En ese tiempo de laxitud, las tardes eran lo mejor. Después de que madre recogiera la cocina, se sentaba junto a mi cama. Y allí, con esa expresión de dulzura que me hacía intuir que aún albergaba esperanza, se balanceaba en su mecedora ojeando una revista. Yo la observaba por encima del cuento que esa misma mañana me había cambiado en el quiosco de la esquina: dejándose vencer por una ligera modorra, los párpados, cerrándosele; los brazos, aflojando la tensión y dejando caer la revista en el regazo… Entonces, la miraba de frente, ya sin disimulo, casi conteniendo la respiración para no despertarla y así poder seguir disfrutando de esa visión: mi madre bella, plácida, casi contenta de nuevo y, por unos instantes, una levísima sonrisa asomaba a sus labios y el aire aleteaba y volvía a oler dulce en nuestra casa.

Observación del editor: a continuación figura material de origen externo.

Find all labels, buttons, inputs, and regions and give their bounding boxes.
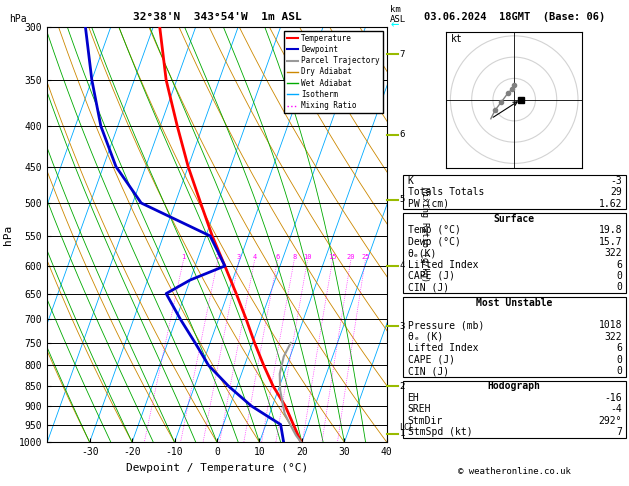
- Text: 4: 4: [252, 254, 257, 260]
- Text: hPa: hPa: [9, 14, 27, 24]
- Legend: Temperature, Dewpoint, Parcel Trajectory, Dry Adiabat, Wet Adiabat, Isotherm, Mi: Temperature, Dewpoint, Parcel Trajectory…: [284, 31, 383, 113]
- Text: Totals Totals: Totals Totals: [408, 187, 484, 197]
- Text: 1: 1: [181, 254, 186, 260]
- Text: Hodograph: Hodograph: [487, 382, 541, 392]
- X-axis label: Dewpoint / Temperature (°C): Dewpoint / Temperature (°C): [126, 463, 308, 473]
- Text: 10: 10: [303, 254, 312, 260]
- Text: Surface: Surface: [494, 214, 535, 224]
- Text: 6: 6: [276, 254, 279, 260]
- Text: 3: 3: [399, 322, 405, 331]
- Text: 6: 6: [616, 260, 622, 270]
- Text: -16: -16: [604, 393, 622, 403]
- Text: 0: 0: [616, 282, 622, 293]
- Text: 2: 2: [399, 382, 405, 391]
- Text: 15.7: 15.7: [599, 237, 622, 247]
- Text: Lifted Index: Lifted Index: [408, 260, 478, 270]
- Text: 3: 3: [237, 254, 241, 260]
- Text: PW (cm): PW (cm): [408, 198, 448, 208]
- Text: K: K: [408, 175, 413, 186]
- Text: EH: EH: [408, 393, 420, 403]
- Text: 7: 7: [616, 427, 622, 437]
- Text: 0: 0: [616, 355, 622, 365]
- Text: 32°38'N  343°54'W  1m ASL: 32°38'N 343°54'W 1m ASL: [133, 12, 301, 22]
- Text: 1: 1: [399, 429, 405, 438]
- Text: 19.8: 19.8: [599, 225, 622, 235]
- Text: 6: 6: [616, 343, 622, 353]
- Text: 1018: 1018: [599, 320, 622, 330]
- Text: Temp (°C): Temp (°C): [408, 225, 460, 235]
- Text: θₑ (K): θₑ (K): [408, 332, 443, 342]
- Text: Mixing Ratio (g/kg): Mixing Ratio (g/kg): [420, 187, 429, 282]
- Text: 292°: 292°: [599, 416, 622, 426]
- Text: -4: -4: [610, 404, 622, 415]
- Text: StmDir: StmDir: [408, 416, 443, 426]
- Text: 29: 29: [610, 187, 622, 197]
- Text: 7: 7: [399, 50, 405, 59]
- Text: 4: 4: [399, 261, 405, 270]
- Text: 15: 15: [328, 254, 337, 260]
- Text: 25: 25: [361, 254, 370, 260]
- Text: 0: 0: [616, 271, 622, 281]
- Text: StmSpd (kt): StmSpd (kt): [408, 427, 472, 437]
- Text: 0: 0: [616, 366, 622, 376]
- Text: Most Unstable: Most Unstable: [476, 297, 552, 308]
- Text: SREH: SREH: [408, 404, 431, 415]
- Text: Pressure (mb): Pressure (mb): [408, 320, 484, 330]
- Text: kt: kt: [450, 34, 462, 44]
- Text: 03.06.2024  18GMT  (Base: 06): 03.06.2024 18GMT (Base: 06): [423, 12, 605, 22]
- Text: 322: 322: [604, 248, 622, 258]
- Text: 1.62: 1.62: [599, 198, 622, 208]
- Text: CIN (J): CIN (J): [408, 366, 448, 376]
- Text: Dewp (°C): Dewp (°C): [408, 237, 460, 247]
- Text: CIN (J): CIN (J): [408, 282, 448, 293]
- Text: ←: ←: [391, 17, 399, 31]
- Text: 322: 322: [604, 332, 622, 342]
- Text: 6: 6: [399, 130, 405, 139]
- Text: 2: 2: [216, 254, 220, 260]
- Text: 5: 5: [399, 195, 405, 204]
- Text: Lifted Index: Lifted Index: [408, 343, 478, 353]
- Text: CAPE (J): CAPE (J): [408, 271, 455, 281]
- Text: 20: 20: [347, 254, 355, 260]
- Text: CAPE (J): CAPE (J): [408, 355, 455, 365]
- Text: LCL: LCL: [399, 423, 415, 432]
- Text: -3: -3: [610, 175, 622, 186]
- Text: θₑ(K): θₑ(K): [408, 248, 437, 258]
- Text: © weatheronline.co.uk: © weatheronline.co.uk: [458, 467, 571, 476]
- Text: km
ASL: km ASL: [390, 5, 406, 24]
- Text: 8: 8: [292, 254, 296, 260]
- Y-axis label: hPa: hPa: [3, 225, 13, 244]
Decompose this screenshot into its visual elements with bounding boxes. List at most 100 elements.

A eso de las seis, comenzaban a aparecer las visitas. La abuela, con su bandeja de pasteles, era la primera en llegar. Sigilosa, se acercaba a mi cama y, tras comprobar que no dormía, se echaba a mi lado y me abrazaba. Apretaba tanto su cara contra la mía que los pelillos blancos y tiesos de su barbilla me pinchaban los cachetes. La tía Julia venía después, siempre sudorosas, siempre resoplando: «sobrina, abre un poco la ventana, por Dios, que me voy a derretir aquí». «Pero, ¿cómo voy a abrir la ventana si la niña está mala?». A veces, me traía una caja de caramelos de piñones de El avión, otras, un corte de helado de tres gustos: fresa, nata y vainilla. «Pero tía, si la niña tiene faringitis», —le reprendía madre y hacía desaparecer de inmediato mi deseado regalo—. «¡Qué sabrás tú! A ti te lo recetaron cuando te operaron de amigdalas. Que, por cierto, ya tenías que ir pensando en operar a la niña que se va a llevar toda la vida mala de la garganta». «Él decía que las amígdalas son una barrera de defensa del organismo», respondía madre para justificarse. Y ese ‘él’ sonaba como un estallido, como un mazazo en la pared que retumbara en toda la habitación. Las tías carraspeaban y se miraban con enojo. Hasta el canario dejaba de cantar, mientras esas dos letras se quedaban angustiosamente suspendidas en el aire como un equilibrista caminando sin red sobre el alambre. Él, lo innombrable por siempre negado, aunque permanentemente recordado. Él, la sombra, el sueño y la pesadilla. «Anda, vamos a la cocina a preparar un café», ordenaba la abuela. Y desde allí, amortiguado por el sonido silbante de la cafetera, me llegaba un rumor «¡Ya está bien, Candela, por Dios! Ya va siendo hora de que te libres de ese fantasma. No es bueno ni para ti ni para la niña». «Julia, tú déjame que haga lo que yo quiera. ¿Me meto yo en tu vida y en tu relación con ese viudo que es la comidilla de todo el vecindario? Las visitas terminaban abruptamente: la tía despidiéndose de mí con un beso al aire; la abuela, reprendiendo a madre por su salida de tono. Y, de nuevo, volvía la paz, el calor de madriguera, toda ella solo para mí.

Pero, conforme las décimas de fiebre van cediendo, el paraíso se va difuminando y el pasado, volviendo. Obstinado. Estruendosamente silencioso. Lacerante. Y yo me resisto a salir de la guarida donde me siento a salvo. Desdoblada en la que disfruta de las últimas décimas de fiebre y en la que se resiste a ceder esas últimas décimas de amor. Tan frágil, tan prestado, tan de él…

Muchos años después, aún añoro esas décimas de fiebre que, serpenteando por mi pequeño cuerpo, entibiaban sus afectos, devolviéndome a la mujer que fue antes del naufragio: hermosa, centelleante, hembra rotunda hecha de noche y lava volcánica, de calor y vientre preñado, de risa y de candela, como su nombre. Y, de nuevo, como si la suerte nunca nos hubiera dado la espalda, la existencia abría un paréntesis en el que cabía la esperanza de que él regresara para que ella volviera a ser la de antes y de que a mí, de nuevo, me gustase el número siete. Como cuando él me sentaba en sus rodillas y me preguntaba la tabla de multiplicar. Como cuando éramos tres.